Skybuck · February 10, 2015, 12:28am

I have some questions about kernels written for compute 1.x. The compute capability specification mentions only 2 dimensions allowed for “grid of thread blocks”.

The rest of the documentation mentions: “Y or Z dimensions limitations”.

So my question is the following:

Is it possible to launch any mix of X,Y,Z combinations on compute capability 1.x devices ?

So for example:

X=5,Y=6,Z=1 (basically X,Y)
X=1,Y=8,Z=9 (basically Y,Z)
X=10,Y=1,Z=10 (basically X,Z)

Assumption is that the other coordinates must at least be 1.

So the way I interpret the documentation is that compute capability 1.x kernels/devices can only be launched with 2D “grid of threads” launch parameters ??? Is this true ? Or am I miss interpreting the documentation ?

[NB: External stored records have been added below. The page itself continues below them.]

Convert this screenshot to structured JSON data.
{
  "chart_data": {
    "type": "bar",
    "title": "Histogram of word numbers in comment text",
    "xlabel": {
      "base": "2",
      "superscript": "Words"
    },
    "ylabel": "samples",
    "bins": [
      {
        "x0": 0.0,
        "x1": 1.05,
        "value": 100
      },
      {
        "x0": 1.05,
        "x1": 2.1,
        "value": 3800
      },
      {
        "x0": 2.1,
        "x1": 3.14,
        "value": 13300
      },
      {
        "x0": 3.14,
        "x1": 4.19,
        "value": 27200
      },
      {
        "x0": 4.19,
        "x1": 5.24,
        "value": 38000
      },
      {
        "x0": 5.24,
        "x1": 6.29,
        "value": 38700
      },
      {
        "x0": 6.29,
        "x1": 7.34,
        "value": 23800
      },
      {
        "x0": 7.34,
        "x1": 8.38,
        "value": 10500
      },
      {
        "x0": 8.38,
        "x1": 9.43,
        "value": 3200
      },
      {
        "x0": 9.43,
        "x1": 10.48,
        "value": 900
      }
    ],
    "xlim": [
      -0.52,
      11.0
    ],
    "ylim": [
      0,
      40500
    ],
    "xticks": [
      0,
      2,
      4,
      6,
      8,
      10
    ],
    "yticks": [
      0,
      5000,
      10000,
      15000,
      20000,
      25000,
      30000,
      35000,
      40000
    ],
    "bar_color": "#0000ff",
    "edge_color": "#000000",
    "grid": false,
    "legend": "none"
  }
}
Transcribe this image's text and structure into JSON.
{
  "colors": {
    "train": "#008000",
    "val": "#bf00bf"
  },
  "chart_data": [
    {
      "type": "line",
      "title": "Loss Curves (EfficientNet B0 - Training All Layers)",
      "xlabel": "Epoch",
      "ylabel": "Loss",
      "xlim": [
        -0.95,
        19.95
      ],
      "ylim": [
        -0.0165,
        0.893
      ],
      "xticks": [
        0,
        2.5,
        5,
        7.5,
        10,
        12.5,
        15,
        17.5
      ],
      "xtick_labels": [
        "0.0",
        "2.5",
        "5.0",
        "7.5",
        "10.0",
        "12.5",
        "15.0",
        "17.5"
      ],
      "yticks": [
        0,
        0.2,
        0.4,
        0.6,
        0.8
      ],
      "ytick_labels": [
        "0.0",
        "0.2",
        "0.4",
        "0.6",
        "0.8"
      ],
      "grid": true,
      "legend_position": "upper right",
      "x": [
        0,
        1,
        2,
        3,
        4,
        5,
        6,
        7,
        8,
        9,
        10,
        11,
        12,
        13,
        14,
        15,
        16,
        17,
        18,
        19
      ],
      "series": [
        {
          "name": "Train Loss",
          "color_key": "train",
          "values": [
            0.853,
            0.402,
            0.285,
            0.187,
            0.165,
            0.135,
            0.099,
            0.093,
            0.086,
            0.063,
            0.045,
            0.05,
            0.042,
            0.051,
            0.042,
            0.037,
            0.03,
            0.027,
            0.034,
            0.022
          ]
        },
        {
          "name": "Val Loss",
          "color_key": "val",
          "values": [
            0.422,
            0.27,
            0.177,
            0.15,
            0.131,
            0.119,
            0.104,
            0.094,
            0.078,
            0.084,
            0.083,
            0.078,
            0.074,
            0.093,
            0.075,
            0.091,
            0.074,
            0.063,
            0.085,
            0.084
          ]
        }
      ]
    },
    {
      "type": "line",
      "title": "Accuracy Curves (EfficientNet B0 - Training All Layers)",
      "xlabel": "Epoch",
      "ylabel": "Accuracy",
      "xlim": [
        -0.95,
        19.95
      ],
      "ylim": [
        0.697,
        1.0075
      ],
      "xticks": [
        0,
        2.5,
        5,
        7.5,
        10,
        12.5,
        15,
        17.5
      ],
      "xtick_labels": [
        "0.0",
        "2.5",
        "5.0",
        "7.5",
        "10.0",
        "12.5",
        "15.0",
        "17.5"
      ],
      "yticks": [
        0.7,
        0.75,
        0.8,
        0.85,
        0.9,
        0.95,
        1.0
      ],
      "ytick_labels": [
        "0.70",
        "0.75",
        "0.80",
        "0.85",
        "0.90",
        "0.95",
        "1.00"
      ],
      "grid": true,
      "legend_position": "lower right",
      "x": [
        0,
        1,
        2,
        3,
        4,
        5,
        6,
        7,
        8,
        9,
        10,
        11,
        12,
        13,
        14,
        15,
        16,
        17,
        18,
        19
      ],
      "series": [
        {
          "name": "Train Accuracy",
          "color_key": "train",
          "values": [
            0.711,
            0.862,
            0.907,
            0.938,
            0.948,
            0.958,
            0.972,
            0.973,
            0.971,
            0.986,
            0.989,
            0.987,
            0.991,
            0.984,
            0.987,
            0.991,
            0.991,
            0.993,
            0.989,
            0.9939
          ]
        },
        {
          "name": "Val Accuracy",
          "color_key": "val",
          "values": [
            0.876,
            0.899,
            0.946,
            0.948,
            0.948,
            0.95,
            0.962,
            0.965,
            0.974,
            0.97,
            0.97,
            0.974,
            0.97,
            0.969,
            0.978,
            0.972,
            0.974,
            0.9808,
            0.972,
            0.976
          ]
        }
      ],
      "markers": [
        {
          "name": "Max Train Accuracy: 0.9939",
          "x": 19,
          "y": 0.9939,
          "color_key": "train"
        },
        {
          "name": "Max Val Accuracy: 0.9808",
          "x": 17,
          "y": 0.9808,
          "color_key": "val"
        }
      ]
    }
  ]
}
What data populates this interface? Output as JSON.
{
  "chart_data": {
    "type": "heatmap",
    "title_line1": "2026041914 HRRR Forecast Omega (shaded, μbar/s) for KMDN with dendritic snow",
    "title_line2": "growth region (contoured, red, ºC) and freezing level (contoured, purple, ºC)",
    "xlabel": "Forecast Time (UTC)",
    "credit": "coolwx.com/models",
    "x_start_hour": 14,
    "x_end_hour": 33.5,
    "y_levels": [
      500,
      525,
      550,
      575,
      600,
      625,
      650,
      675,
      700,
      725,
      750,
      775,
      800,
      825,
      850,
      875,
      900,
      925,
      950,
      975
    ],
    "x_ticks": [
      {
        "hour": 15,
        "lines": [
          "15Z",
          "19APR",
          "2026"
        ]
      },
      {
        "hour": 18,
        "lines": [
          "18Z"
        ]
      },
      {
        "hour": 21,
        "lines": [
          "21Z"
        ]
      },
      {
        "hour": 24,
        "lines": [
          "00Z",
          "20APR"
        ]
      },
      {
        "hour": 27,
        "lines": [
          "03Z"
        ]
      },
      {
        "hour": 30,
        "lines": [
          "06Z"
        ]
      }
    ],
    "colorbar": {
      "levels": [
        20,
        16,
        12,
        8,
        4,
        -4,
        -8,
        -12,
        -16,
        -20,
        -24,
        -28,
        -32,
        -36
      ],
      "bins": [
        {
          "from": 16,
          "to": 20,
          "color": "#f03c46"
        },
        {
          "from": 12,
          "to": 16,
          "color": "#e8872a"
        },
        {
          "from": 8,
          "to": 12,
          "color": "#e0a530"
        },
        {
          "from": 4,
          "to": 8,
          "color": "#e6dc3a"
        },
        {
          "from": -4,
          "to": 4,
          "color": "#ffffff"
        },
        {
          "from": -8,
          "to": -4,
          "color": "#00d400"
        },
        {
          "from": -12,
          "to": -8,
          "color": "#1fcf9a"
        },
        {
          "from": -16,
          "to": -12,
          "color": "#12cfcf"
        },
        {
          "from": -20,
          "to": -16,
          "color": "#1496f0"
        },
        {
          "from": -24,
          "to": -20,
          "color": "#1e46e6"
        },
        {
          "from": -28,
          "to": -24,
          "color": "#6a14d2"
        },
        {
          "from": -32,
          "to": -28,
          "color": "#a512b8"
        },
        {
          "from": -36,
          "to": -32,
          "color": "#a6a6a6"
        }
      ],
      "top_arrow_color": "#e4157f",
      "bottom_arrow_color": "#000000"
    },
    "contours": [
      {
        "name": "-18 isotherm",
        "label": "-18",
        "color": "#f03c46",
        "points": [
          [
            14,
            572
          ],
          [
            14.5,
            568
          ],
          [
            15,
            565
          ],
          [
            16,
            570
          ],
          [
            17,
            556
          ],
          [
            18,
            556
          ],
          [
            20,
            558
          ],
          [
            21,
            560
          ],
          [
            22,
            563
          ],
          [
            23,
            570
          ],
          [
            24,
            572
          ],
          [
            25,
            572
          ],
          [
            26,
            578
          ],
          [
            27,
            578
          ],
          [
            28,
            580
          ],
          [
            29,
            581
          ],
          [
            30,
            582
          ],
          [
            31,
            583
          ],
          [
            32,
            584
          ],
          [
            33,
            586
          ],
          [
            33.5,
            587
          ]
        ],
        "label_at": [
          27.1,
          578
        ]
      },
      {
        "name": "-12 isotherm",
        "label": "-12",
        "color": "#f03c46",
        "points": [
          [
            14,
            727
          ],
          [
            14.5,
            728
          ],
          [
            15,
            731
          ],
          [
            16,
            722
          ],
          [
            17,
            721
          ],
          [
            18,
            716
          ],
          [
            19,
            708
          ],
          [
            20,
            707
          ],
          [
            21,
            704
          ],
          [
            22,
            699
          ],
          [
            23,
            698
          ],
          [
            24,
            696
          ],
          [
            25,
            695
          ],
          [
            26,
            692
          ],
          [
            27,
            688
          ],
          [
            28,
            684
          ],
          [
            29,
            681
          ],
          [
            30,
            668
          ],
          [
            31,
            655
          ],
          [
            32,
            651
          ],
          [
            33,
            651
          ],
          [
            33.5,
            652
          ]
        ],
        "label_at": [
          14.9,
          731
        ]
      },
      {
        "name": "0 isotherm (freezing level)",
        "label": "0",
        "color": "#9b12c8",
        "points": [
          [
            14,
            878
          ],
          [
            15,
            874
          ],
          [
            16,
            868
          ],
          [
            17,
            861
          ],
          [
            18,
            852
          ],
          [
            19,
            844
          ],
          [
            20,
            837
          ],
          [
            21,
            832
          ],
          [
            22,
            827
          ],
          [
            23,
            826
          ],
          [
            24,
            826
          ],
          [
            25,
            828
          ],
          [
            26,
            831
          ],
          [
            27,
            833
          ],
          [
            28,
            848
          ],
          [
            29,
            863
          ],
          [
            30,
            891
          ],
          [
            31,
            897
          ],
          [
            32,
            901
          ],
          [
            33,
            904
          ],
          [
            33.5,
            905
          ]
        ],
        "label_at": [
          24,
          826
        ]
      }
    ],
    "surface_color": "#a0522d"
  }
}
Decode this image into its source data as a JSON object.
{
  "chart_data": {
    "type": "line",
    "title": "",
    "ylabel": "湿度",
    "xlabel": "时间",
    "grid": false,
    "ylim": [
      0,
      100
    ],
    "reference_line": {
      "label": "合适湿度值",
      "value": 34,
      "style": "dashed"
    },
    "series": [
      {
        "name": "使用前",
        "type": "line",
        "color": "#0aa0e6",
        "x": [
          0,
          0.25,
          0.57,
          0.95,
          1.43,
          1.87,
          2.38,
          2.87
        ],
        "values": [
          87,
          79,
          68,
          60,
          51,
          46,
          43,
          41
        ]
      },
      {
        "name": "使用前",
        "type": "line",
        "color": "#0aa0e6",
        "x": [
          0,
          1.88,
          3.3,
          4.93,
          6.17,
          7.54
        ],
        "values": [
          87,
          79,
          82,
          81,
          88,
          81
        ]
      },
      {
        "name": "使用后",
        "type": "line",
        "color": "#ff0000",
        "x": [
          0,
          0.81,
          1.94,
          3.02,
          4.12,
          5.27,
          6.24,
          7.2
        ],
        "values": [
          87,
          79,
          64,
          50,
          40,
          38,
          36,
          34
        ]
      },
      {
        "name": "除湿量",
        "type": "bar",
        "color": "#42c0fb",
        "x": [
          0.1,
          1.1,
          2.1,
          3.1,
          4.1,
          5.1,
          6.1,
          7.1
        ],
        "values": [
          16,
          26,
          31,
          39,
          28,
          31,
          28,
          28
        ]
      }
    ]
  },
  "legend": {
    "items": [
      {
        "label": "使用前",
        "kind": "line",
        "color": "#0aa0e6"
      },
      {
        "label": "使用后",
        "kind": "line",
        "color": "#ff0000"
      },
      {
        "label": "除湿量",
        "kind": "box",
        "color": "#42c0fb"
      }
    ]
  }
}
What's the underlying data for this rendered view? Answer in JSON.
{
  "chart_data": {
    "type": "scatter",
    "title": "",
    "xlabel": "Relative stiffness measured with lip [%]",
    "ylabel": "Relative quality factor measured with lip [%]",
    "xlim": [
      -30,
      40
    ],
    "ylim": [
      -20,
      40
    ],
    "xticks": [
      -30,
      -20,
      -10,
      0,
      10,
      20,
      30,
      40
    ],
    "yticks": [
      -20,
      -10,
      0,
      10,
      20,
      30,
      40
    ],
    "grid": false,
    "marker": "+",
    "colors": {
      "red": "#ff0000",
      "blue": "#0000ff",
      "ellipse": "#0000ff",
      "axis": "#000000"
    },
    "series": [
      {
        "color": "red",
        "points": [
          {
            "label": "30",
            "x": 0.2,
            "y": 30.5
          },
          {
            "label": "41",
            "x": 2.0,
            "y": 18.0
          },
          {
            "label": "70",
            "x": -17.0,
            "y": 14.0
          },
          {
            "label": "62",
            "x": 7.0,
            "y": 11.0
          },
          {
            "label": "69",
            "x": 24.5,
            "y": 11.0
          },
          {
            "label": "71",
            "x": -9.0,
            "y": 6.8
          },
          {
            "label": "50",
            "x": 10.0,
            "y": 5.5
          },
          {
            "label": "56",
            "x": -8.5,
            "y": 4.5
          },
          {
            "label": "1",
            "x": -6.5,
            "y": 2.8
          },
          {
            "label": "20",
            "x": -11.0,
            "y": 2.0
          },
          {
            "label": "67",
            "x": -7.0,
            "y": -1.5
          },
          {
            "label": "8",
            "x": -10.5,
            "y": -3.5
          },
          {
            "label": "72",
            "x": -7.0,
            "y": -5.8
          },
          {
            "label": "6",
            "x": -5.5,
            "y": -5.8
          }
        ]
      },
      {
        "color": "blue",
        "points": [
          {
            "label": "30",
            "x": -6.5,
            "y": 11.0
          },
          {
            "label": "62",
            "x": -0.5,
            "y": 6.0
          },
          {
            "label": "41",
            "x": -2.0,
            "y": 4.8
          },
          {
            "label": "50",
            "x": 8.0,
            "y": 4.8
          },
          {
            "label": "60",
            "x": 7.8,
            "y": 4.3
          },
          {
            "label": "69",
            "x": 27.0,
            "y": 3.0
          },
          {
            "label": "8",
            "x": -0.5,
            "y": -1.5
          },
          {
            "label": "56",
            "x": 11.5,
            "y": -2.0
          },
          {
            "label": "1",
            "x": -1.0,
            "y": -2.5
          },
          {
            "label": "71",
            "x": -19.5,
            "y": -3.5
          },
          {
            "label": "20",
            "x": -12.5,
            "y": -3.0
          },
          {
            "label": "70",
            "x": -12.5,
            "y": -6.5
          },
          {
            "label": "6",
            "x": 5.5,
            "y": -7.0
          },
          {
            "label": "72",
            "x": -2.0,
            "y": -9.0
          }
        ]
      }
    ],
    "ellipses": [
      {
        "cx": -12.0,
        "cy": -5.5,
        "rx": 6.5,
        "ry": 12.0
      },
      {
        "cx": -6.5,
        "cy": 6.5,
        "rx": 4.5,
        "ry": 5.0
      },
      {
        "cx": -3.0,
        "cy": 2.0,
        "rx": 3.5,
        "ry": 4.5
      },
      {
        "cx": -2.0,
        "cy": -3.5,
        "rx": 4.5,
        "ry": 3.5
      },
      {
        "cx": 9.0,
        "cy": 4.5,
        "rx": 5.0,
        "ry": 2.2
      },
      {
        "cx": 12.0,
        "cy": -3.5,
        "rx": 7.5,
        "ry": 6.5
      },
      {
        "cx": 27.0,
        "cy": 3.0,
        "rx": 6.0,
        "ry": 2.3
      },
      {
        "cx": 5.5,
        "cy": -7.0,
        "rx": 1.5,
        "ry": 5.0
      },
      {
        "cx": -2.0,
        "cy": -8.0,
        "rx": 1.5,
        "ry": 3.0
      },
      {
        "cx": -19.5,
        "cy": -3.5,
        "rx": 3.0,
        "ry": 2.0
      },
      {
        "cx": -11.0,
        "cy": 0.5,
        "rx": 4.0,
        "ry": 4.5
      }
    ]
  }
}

So I interpet the “Y or Z” text as a kind of “switch”. The kernel writter needs to make a choice which dimensions he/she wants to use ? Not all 3 are available, only 2 ?

What about actual kernel code ? Can it only use 2 dimensions ? Would using all 3 dimensions cause a compile fail ?

My questions are mostly related to the cuda driver api and how to launch compute 1.x kernels successfully (and later questions how to perhaps writer those older kernels some day).

Skybuck · February 10, 2015, 12:30am

Also related to how to compute optimal launch parameters for compute 1.x kernels… I am trying to figure out if some dimensions must be skipped.